In any Japanese city, it doesn’t take long to find a corner restaurant (some with seats, some just standing counters) where you can enjoy a quick bowl of udon. Popular for century upon century, udon is a white, thick noodle, made from wheat flour. By itself, the flavor is plain, but as a vehicle for a fragrant broth and a variety of toppings, it fits the bill perfectly.
The freshly made (not dried) noodles are boiled in plain water, and then put into a bowl with a soy sauce and mirin (rice wine) based soup in it. It’s understood that there is a flavor divide between east Japan and west Japan, most easily identifiable by the soy sauce flavor strength. In the east (this includes Tokyo), it is a strongly flavored soy sauce broth, whereas in the west (this includes Osaka and Kyoto), it is a milder broth with a more prevalent katsuobushi (dried bonito flakes) imparting.
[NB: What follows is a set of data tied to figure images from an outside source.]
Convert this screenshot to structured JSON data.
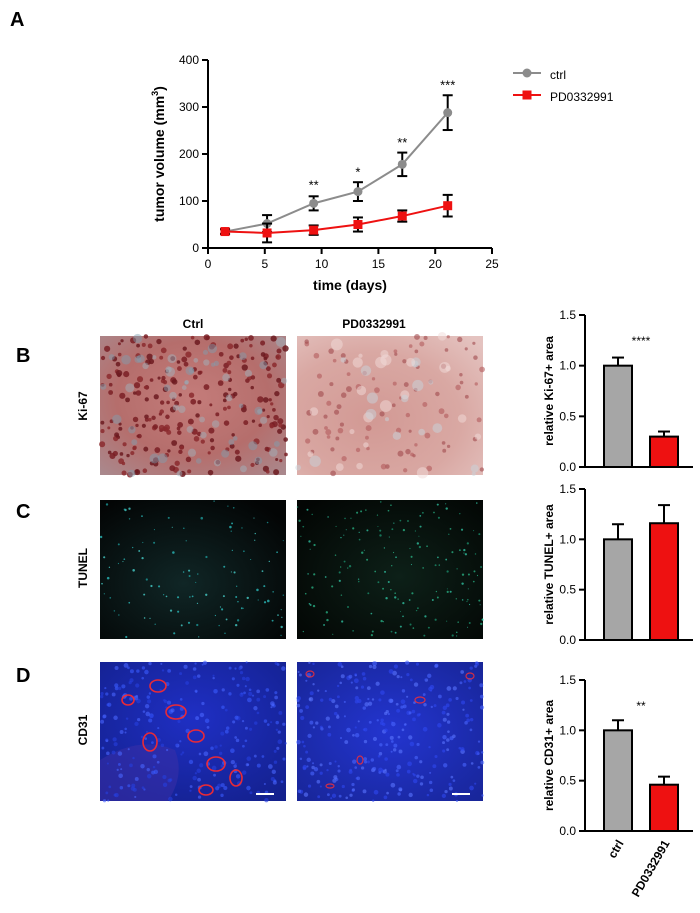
{
  "panels": {
    "a": "A",
    "b": "B",
    "c": "C",
    "d": "D"
  },
  "colors": {
    "ctrl": "#8c8c8c",
    "pd": "#ee1111",
    "error": "#000000"
  },
  "images": {
    "col_ctrl": "Ctrl",
    "col_pd": "PD0332991",
    "row_ki67": "Ki-67",
    "row_tunel": "TUNEL",
    "row_cd31": "CD31"
  },
  "chart_data": [
    {
      "type": "line",
      "panel": "A",
      "xlabel": "time (days)",
      "ylabel_main": "tumor volume (mm",
      "ylabel_sup": "3",
      "ylabel_end": ")",
      "xlim": [
        0,
        25
      ],
      "ylim": [
        0,
        400
      ],
      "xticks": [
        0,
        5,
        10,
        15,
        20,
        25
      ],
      "yticks": [
        0,
        100,
        200,
        300,
        400
      ],
      "legend_position": "top-right",
      "series": [
        {
          "name": "ctrl",
          "color": "#8c8c8c",
          "marker": "circle",
          "x": [
            1.5,
            5.2,
            9.3,
            13.2,
            17.1,
            21.1
          ],
          "y": [
            35,
            52,
            95,
            120,
            178,
            288
          ],
          "err": [
            5,
            18,
            15,
            20,
            25,
            37
          ]
        },
        {
          "name": "PD0332991",
          "color": "#ee1111",
          "marker": "square",
          "x": [
            1.5,
            5.2,
            9.3,
            13.2,
            17.1,
            21.1
          ],
          "y": [
            35,
            32,
            38,
            50,
            68,
            90
          ],
          "err": [
            5,
            20,
            10,
            15,
            12,
            23
          ]
        }
      ],
      "annotations": [
        {
          "x": 9.3,
          "y": 125,
          "text": "**"
        },
        {
          "x": 13.2,
          "y": 152,
          "text": "*"
        },
        {
          "x": 17.1,
          "y": 215,
          "text": "**"
        },
        {
          "x": 21.1,
          "y": 337,
          "text": "***"
        }
      ]
    },
    {
      "type": "bar",
      "panel": "B",
      "ylabel": "relative Ki-67+ area",
      "ylim": [
        0,
        1.5
      ],
      "yticks": [
        "0.0",
        "0.5",
        "1.0",
        "1.5"
      ],
      "categories": [
        "ctrl",
        "PD0332991"
      ],
      "values": [
        1.0,
        0.3
      ],
      "err": [
        0.08,
        0.05
      ],
      "colors": [
        "#a6a6a6",
        "#ee1111"
      ],
      "significance": "****",
      "show_xticklabels": false
    },
    {
      "type": "bar",
      "panel": "C",
      "ylabel": "relative TUNEL+ area",
      "ylim": [
        0,
        1.5
      ],
      "yticks": [
        "0.0",
        "0.5",
        "1.0",
        "1.5"
      ],
      "categories": [
        "ctrl",
        "PD0332991"
      ],
      "values": [
        1.0,
        1.16
      ],
      "err": [
        0.15,
        0.18
      ],
      "colors": [
        "#a6a6a6",
        "#ee1111"
      ],
      "significance": "",
      "show_xticklabels": false
    },
    {
      "type": "bar",
      "panel": "D",
      "ylabel": "relative CD31+ area",
      "ylim": [
        0,
        1.5
      ],
      "yticks": [
        "0.0",
        "0.5",
        "1.0",
        "1.5"
      ],
      "categories": [
        "ctrl",
        "PD0332991"
      ],
      "values": [
        1.0,
        0.46
      ],
      "err": [
        0.1,
        0.08
      ],
      "colors": [
        "#a6a6a6",
        "#ee1111"
      ],
      "significance": "**",
      "show_xticklabels": true
    }
  ]
}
Although the udon can be enjoyed as simply noodles in soup, it is most often adorned with some vegetables, tempura, or some variety of tofu. Perhaps the most popular rendition is called “kitsune,” which means red fox, and is indicative of the color of the sweetened, fried tofu “pockets” laid on top. “Kakiage,” which is tempura patty usually comprised of tiny shrimp and vegetables, is another type of food you may find placed on top of the udon. Other popular ways to eat udon include cracking a raw egg into the soup (it ends up getting poached in the broth) or just with a simple pinch or two to wakame, a type of wet seaweed.
Udon noodles alone sometimes find themselves enlisted as a “shime,” or carbohydrate ending to a meal. For instance, as a final step in a motsu nabe (innards hot pot) or sukiyaki meal. However you enjoy the noodles, their slightly firm, thick form is sure to make for something satisfying.